Fixing a broken dump

Back in the day, the dumps were meant to be generated in an endless loop with no human intervention; if a dump broken you wated another 10 days or so until your project's turn came around again and then there was a new one.

These days folks want the data Right Now, and some dumps take a good long time to run (*cough*wikidata*cough*). If you see a broken or failed dump, this is how you can fix it up.

Rerunning dumps on all wikis

If the host crashes while the dump scheduler is running, the status files are left as-is and the display shows any dumps on any wikis as still running until the monitor node decides the lock file for those wikis is stale enough to mark is as aborted.

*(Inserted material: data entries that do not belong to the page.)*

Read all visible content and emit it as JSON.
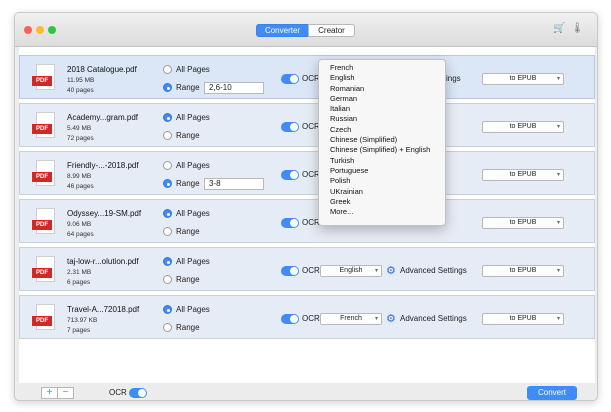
{
  "tabs": [
    "Converter",
    "Creator"
  ],
  "toolbar_icons": [
    "cart-icon",
    "thermometer-icon"
  ],
  "page_options": {
    "all": "All Pages",
    "range": "Range"
  },
  "ocr_label": "OCR",
  "advanced_label": "Advanced Settings",
  "files": [
    {
      "name": "2018 Catalogue.pdf",
      "size": "11.95 MB",
      "pages": "40 pages",
      "page_mode": "range",
      "range": "2,6-10",
      "output": "to EPUB"
    },
    {
      "name": "Academy...gram.pdf",
      "size": "5.49 MB",
      "pages": "72 pages",
      "page_mode": "all",
      "range": "",
      "output": "to EPUB"
    },
    {
      "name": "Friendly-...-2018.pdf",
      "size": "8.99 MB",
      "pages": "46 pages",
      "page_mode": "range",
      "range": "3-8",
      "output": "to EPUB"
    },
    {
      "name": "Odyssey...19-SM.pdf",
      "size": "9.06 MB",
      "pages": "64 pages",
      "page_mode": "all",
      "range": "",
      "output": "to EPUB"
    },
    {
      "name": "taj-low-r...olution.pdf",
      "size": "2.31 MB",
      "pages": "6 pages",
      "page_mode": "all",
      "range": "",
      "language": "English",
      "output": "to EPUB"
    },
    {
      "name": "Travel-A...72018.pdf",
      "size": "713.97 KB",
      "pages": "7 pages",
      "page_mode": "all",
      "range": "",
      "language": "French",
      "output": "to EPUB"
    }
  ],
  "language_dropdown": [
    "French",
    "English",
    "Romanian",
    "German",
    "Italian",
    "Russian",
    "Czech",
    "Chinese (Simplified)",
    "Chinese (Simplified) + English",
    "Turkish",
    "Portuguese",
    "Polish",
    "UKrainian",
    "Greek",
    "More..."
  ],
  "footer": {
    "add": "+",
    "remove": "−",
    "ocr": "OCR",
    "convert": "Convert"
  },
  "colors": {
    "accent": "#3f8cf5",
    "pdf_red": "#d5262a",
    "row_bg": "#e6ecf5"
  }
}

To restart the scheduler from where it left off:

Really, you can just wait for systemd to pick it up; it checks twice a day for aborted runs, unless the job has fallen outside of the run date range. You can check the date range by looking at the systemd timer job entry on any snapshot host for the appropriate entry for fulldumps.sh.

If you're outside the range, just do this:

be on each appropriate host as root
start a screen session
su - dumpsgen
bash fulldumps.sh rundate 'today' regular|huge full|partial 28|20

rundate should be replaced with the day of the month the run started, in DD format. Example: the first monthly run would use '01' to run on the first of the month.
today should be replaced with today's day of the month in DD format
regular means that everything but enwiki will be dumped, 'enwiki' means only enwiki will be dumped, 'wikidatawiki' means only wikidata will be dumped
full means that page content history will be dumped along with everything else; 'partial' means this will be skipped
28 should be used on snapshot hosts dedicated to xml/sql dumps. Don't run the script anywhere else. This number is the maximum number of processes to be dedicated to the run on the host.

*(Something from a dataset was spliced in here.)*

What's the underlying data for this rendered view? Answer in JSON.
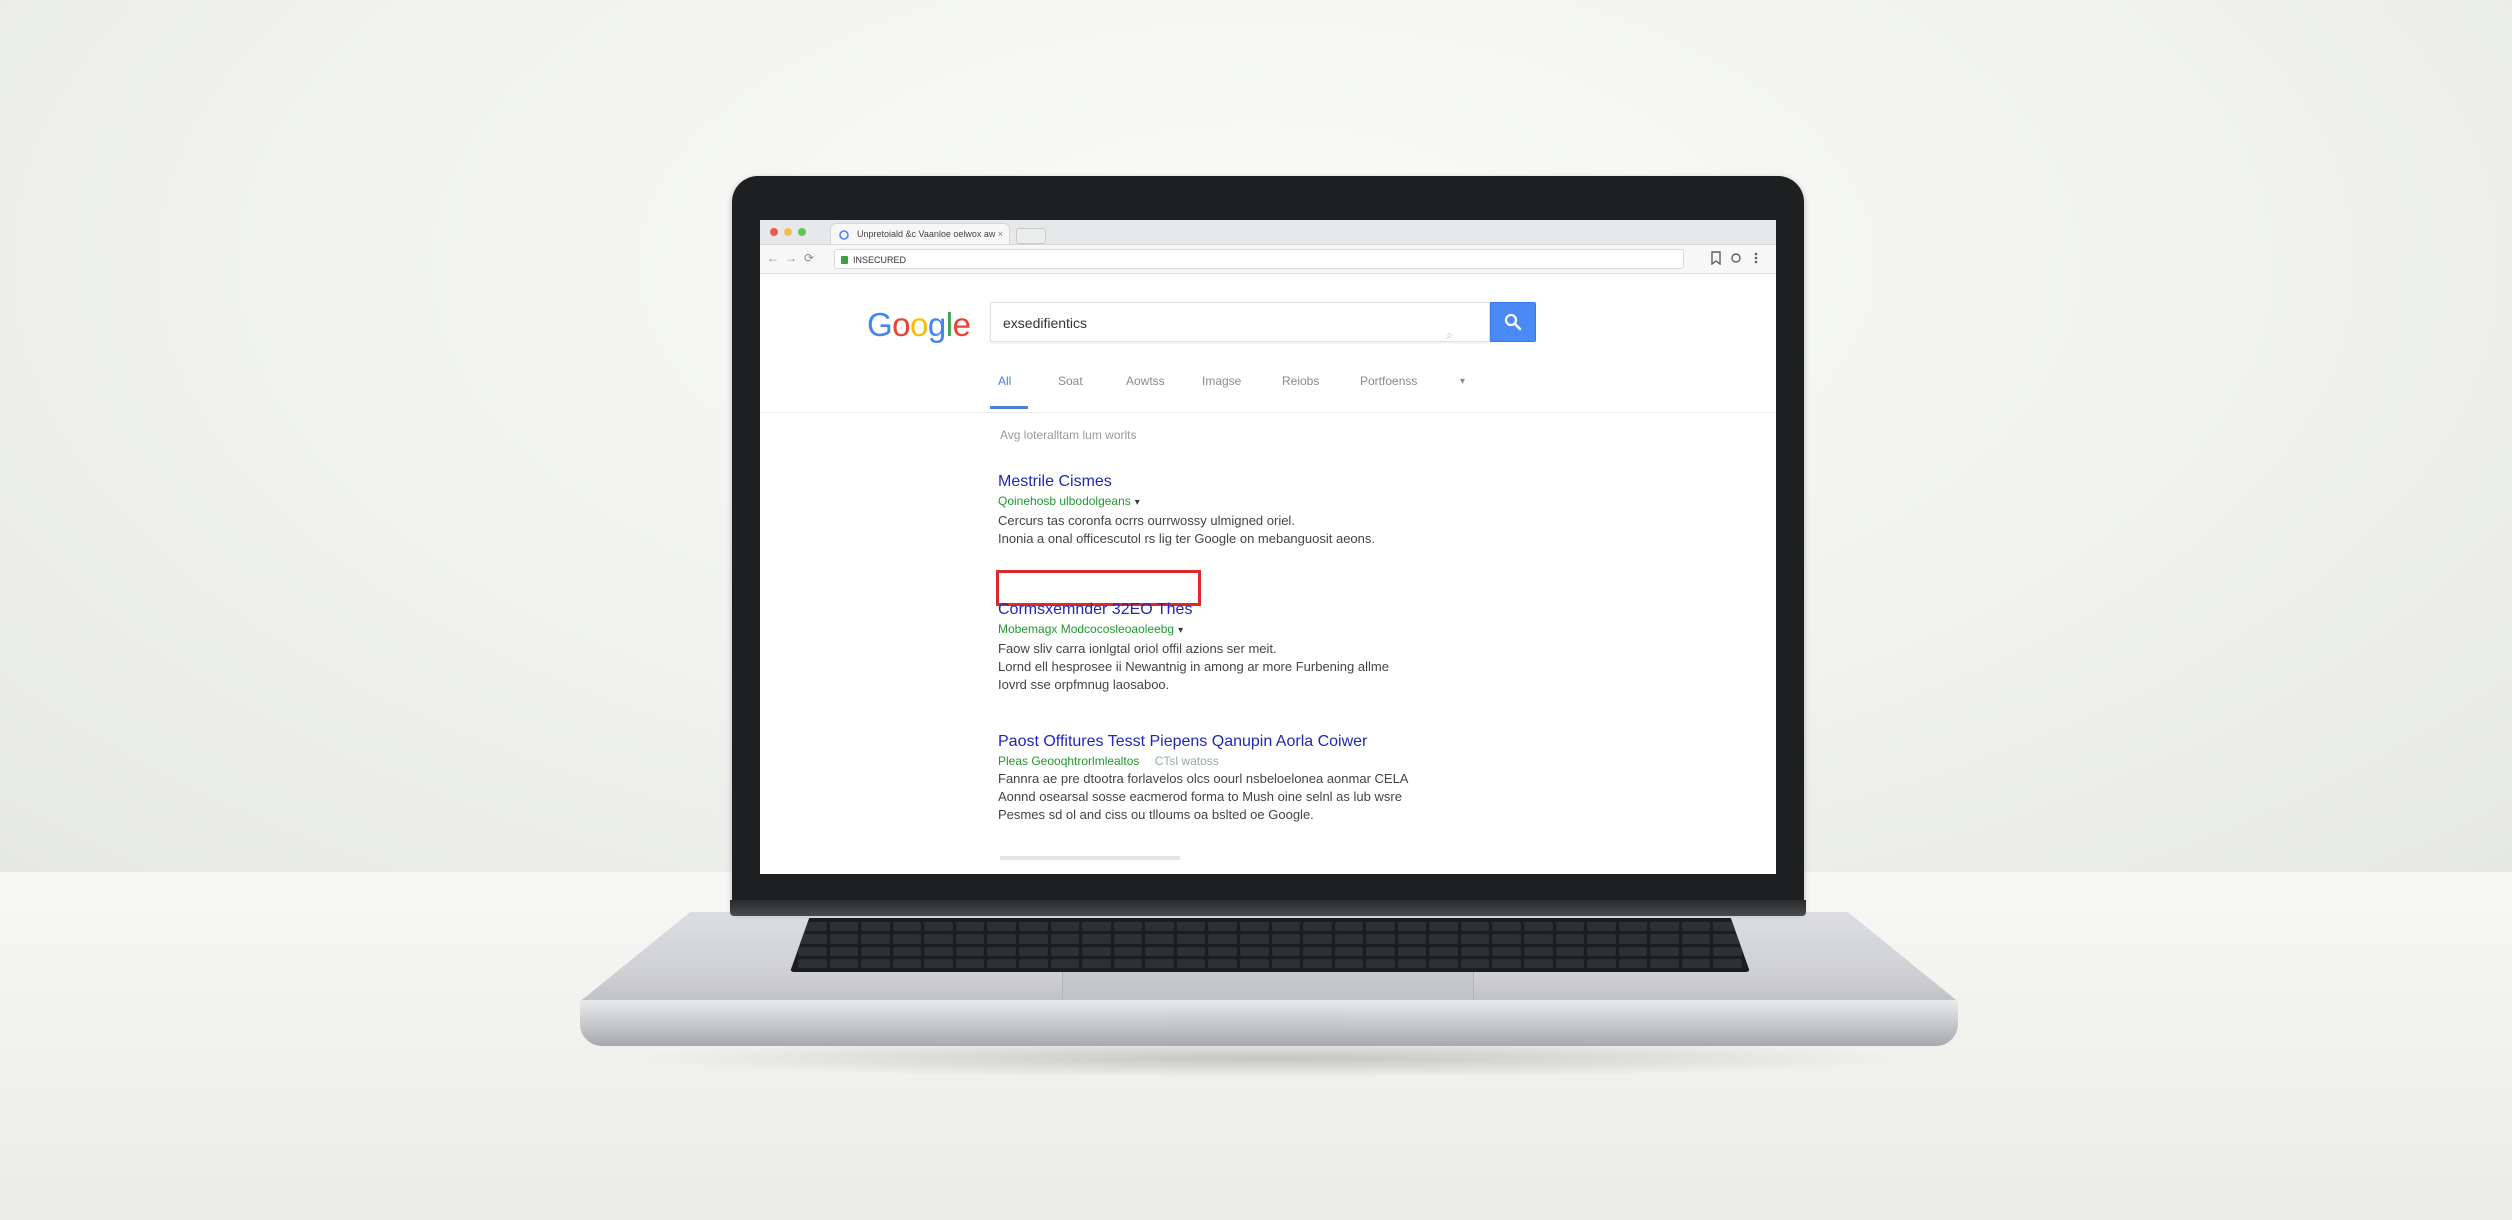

Example: bash fulldumps.sh 01 17 regular full 28

If the worker script encounters more than three failed dumps in a row it will exit; this avoids generation of piles of broken dumps which later would need to be cleaned up. Once the underlying problem is fixed, you can go to the screen session of the host running those wikis and rerun the previous command.

Rerunning a complete dump

If most of the steps failed, or the script failed or died early on, you might as well rerun the entire thing. If the date is within the date range for the cron job for the specific dump type (full = with history, partial = without content history), just wait for the entire dump to be rerun. You can check this by looking at the appropriate entry in the crontab for he dumpsgen user on a snapshot host that runs the wiki types you want (enwiki, wikidatawiki, or regular for all the rest). Have a look at hiera/hosts/snapshotXXX to see which snapshot hosts run which dumps; if the type isn't listed there it's 'regular'.

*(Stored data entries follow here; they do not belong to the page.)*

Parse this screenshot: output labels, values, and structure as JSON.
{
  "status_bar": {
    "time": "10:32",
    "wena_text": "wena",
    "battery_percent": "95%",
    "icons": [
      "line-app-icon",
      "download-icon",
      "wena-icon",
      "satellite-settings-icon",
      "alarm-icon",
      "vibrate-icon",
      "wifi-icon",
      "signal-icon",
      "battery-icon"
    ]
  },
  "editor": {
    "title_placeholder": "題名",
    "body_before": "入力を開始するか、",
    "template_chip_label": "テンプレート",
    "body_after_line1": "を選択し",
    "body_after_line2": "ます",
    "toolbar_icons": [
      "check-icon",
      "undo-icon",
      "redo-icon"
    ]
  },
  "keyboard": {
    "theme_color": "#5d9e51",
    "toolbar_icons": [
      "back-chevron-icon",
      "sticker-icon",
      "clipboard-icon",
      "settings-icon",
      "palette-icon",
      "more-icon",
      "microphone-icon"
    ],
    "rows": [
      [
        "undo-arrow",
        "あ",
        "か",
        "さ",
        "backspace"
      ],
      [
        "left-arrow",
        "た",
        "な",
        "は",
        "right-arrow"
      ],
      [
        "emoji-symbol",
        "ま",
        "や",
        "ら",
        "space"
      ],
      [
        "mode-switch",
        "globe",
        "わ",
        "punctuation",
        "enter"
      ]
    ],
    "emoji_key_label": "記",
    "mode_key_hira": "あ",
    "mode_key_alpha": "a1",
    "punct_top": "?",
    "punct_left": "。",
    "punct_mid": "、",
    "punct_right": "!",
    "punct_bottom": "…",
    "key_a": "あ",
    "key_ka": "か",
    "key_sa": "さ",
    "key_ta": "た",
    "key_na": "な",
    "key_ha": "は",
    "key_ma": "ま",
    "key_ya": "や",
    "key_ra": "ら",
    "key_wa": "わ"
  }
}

Otherwise, follow the steps below.

Be root on any snapshot testbed host.
start a screen session (these dumps take a while to run).
su - dumpsgen
cd /srv/deployment/dumps/dumps/xmldatadumps
determine which config file argument the wiki uses: enwiki uses /etc/dumps/confs/wikidump.conf:en, wikidatawiki uses /etc/dumps/confs/wikidump.conf.dumps:wd. "big" wikis (see list in dblists.pp, look for the definition of "$bigwikis") use /etc/dump/confs/wikidump.conf.dumps:bigwikis. The rest use /etc/dumps/confs/wikidump.conf.dumps with no extra parameter.
Make sure any process dumping the wiki in question has stopped:
- determine which worker host is or was running the job, looking for the file /mnt/dumpsdata/xmldatadumps/private/wiki-name-here/lock-somenumber.txt
- if that file exists, check its contents for the name of the snapshot host running the job, and the pid
- be on that host
- python3 dumpadmin.py --kill --wiki <wikiname here> --configfile confs/<config-file-arg here>
Double check that the processes are gone, pkill them if you have to.
Clean up the lock file left behind if any, either removing the file directly, or doing:
- python3 dumpadmin.py --unlock --wiki <wikiname here> --configfile confs/<config-file-arg here>
Verify that the lockfile /mnt/dumpsdata/xmldatadumps/private/wiki-name-here/lock-somenumber.txt is gone
On the testbed host, rerun the entire dump. Steps already completed properly will be skipped
- If it's the full run with history, do this:
bash ./worker --date last --skipdone --exclusive --log --configfile <config-file-arg here> --wiki <wikiname-here>
- If it's not the full history, but the abbreviated run, do this:
bash ./worker --date last --skipdone --exclusive --log --configfile <config-file-arg here> --skipjobs metahistorybz2dump,metahistorybz2dumprecombine,metahistory7zdump,metahistory7zdumprecombine --wiki <wikiname-here>

NOTE THAT if a new dump is already running for the project by the time you discover the broken dump, you can't do this. You should wait for the new dump to complete, and at that time do the above, replacing --date last with --date date_of_run where date-of_run is the same as the name of the dump directory, a date in YYYYMMDD format.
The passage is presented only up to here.